Resumo: O Natal da tradição cristã colide em cheio contra o Natal da sociedade de consumo. O texto pericia a colisão e tece comentários a respeito.  

A roleta continua a girar

O cidadão Quem nasceu dois ou três dias antes do Natal, ou mesmo uma semana, não importa. Nascido,  Quem encontrou pronto, próspero, encorpado,  funcionando a todo  vapor, o pacote cultural das festas natalinas. 

O tempo passa, Quem cresce e se dá conta de que a atitude natalina decorre de um mito.  Um mito primoroso, no   sentido mais nobre e mais digno que a palavra possa ter, qual seja o sentido psicopompo, que atribui ao mito o poder de conduzir da dimensão cósmica até o plano material o pensamento modelador do que de fato aconteceu no mais remoto estágio da civilização.

Um Menino veio ao mundo para resgatar a humanidade e devolvê-la sã e salva ao cuidado do Criador.

Antes de enveredar em busca de conhecer melhor a cultura natalina, Quem entendeu preferível  recolher da cena primordial as qualidades essenciais que a caracterizam. Então ele viu que em sua origem o Natal, o verdadeiro Natal, deu-se a conhecer sob o signo da solidariedade, da quietude, da frugalidade, do silêncio.
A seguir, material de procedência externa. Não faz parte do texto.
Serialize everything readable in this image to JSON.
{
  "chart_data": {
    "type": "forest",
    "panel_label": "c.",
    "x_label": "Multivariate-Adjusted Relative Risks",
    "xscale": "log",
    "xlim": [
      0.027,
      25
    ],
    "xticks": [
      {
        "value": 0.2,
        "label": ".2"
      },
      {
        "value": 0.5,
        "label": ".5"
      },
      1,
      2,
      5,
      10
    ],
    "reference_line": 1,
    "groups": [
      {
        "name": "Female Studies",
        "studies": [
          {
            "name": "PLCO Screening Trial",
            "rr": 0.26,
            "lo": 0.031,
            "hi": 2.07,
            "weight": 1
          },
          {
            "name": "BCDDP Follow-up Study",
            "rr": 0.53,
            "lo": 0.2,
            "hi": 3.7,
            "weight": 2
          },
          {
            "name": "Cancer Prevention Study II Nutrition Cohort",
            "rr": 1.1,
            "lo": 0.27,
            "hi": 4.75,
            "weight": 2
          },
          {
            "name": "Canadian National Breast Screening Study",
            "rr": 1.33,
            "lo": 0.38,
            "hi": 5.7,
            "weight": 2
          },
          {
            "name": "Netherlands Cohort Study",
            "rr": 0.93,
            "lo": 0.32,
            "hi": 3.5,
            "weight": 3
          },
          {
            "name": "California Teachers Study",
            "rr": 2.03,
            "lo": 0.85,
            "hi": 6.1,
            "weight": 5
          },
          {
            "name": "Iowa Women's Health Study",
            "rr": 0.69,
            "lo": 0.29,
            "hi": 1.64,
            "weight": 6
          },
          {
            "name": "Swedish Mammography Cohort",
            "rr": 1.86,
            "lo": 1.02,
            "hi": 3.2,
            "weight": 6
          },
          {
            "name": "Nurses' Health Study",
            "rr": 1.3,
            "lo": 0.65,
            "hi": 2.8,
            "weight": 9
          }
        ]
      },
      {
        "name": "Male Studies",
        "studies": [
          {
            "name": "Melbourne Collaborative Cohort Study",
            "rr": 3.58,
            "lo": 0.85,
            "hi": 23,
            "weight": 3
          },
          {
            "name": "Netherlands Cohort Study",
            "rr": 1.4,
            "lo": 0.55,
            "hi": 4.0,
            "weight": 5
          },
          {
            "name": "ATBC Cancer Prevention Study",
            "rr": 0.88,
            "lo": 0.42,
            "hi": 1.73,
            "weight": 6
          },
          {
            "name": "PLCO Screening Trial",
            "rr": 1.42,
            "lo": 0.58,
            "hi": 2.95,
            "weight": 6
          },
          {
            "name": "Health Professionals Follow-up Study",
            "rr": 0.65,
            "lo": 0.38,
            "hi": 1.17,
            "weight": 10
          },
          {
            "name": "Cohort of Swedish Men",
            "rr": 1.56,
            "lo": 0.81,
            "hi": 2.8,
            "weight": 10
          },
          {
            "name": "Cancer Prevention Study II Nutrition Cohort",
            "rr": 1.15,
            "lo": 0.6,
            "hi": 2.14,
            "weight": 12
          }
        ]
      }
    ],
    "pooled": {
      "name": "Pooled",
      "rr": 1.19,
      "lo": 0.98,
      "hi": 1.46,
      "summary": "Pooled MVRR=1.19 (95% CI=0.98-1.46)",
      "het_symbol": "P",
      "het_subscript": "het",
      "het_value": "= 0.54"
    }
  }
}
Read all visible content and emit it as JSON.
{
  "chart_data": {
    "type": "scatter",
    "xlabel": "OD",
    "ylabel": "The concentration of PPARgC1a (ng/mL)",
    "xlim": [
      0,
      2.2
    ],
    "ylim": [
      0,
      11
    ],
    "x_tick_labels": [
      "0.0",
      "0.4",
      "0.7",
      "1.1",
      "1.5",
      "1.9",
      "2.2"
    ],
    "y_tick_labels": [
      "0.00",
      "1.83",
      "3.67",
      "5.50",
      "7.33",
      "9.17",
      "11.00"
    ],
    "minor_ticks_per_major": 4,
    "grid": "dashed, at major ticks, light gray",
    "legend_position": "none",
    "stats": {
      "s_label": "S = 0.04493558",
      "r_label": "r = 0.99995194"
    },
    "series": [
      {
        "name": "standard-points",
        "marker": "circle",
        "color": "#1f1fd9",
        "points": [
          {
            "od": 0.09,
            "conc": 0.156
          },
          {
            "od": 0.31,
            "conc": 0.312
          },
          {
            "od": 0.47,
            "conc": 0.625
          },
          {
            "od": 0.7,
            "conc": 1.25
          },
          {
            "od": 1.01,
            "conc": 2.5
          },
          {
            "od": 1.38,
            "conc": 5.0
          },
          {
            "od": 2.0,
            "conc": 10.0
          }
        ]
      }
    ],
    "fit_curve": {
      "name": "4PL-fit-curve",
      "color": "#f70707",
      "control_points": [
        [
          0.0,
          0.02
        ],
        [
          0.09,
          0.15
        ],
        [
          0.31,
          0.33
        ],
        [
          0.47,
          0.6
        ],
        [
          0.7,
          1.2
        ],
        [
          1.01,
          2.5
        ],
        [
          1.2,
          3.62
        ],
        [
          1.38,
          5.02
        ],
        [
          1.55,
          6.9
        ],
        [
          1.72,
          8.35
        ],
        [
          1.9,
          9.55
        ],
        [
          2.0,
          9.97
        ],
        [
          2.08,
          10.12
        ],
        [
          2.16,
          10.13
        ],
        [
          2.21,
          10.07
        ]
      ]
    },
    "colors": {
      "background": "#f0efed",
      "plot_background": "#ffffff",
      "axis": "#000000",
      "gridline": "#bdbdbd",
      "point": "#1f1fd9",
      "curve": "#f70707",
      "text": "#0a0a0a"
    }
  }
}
Para conhecer melhor e mais de perto a atitude natalina Quem não precisou ir muito longe. Na noite de Natal próxima passada  ele e a esposa aceitaram um  convite para cear na casa praiana de uma família amiga. Família comum, gente comum, hábitos urbanos, poder aquisitivo um pouco acima do nível mediano.

Na estrada pode ver a intensa movimentação dos automóveis, a ação dos bafômetros, o trabalho preventivo da polícia contra excessos  de velocidade. Achou aquilo incongruente. Bebida alcólica no Natal? – foi o registro que fez em seu caderno de apontamentos.

Às vinte e duas  horas o casal convidado apresentou-se ao casal anfitrião, que esperava recepcionar naquela noite trinta pessoas, inclusive moças e rapazes solteiros.

A mesa já estava posta. Mesa farta: peru, chester, pernil, salada, arroz branco, guloseima, alguma fruta, ponche, uísque, vinho, cerveja, refrigerante, bolo, compota, pudim. 

Janelas abertas, palestra animada, alarido incipiente, som convidativo, silhuetas elegantes, um casal decidiu dançar, muita cor, perfume, brilho, possibilidades.   

Quem, esquecido de sua pesquisa, tomou algumas doses, aderiu à dança, aproximou-se dos anfitriões, elogiou o bom gosto do encontro, e se disse privilegiado por estar ali.

Não. Não vamos absolutamente censurar o moço. Se as delícias da noite de Natal o distraíram, vá ver que foi melhor assim. Se ele tivesse mantido o ânimo da pesquisa,  teria verificado que o encontro natalino daquela noite  se estruturava  em bases diametralmente opostas à do verdadeiro Natal: lá, solidariedade, frugalidade, quietude, silêncio. Cá, indiferença, abundância, agitação, alarido.

Se ele tivesse prosseguido talvez não soubesse trabalhar o conflito. Talvez radicalizasse a favor da tradição, talvez sucumbisse à banalidade de criticar quem se diverte à tripa forra na noite de Natal.  

Enfim, talvez não percebesse que a verdade só pode ser alcançada pela compreensão dos opostos - o Natal da tradição e o Natal consumista.  Da compreensão e unicamente dela  surgirá a atitude sintetizadora do conflito.

Três possibilidades despontam no horizonte: 1) a tradição engole o consumismo; 2)  o consumismo engole a tradição; 3) ninguém engole ninguém, entre mortos e feridos salvam-se todos, no melhor estilo do jeitinho brasileiro.

A roleta continua girando. Senhores, façam suas apostas.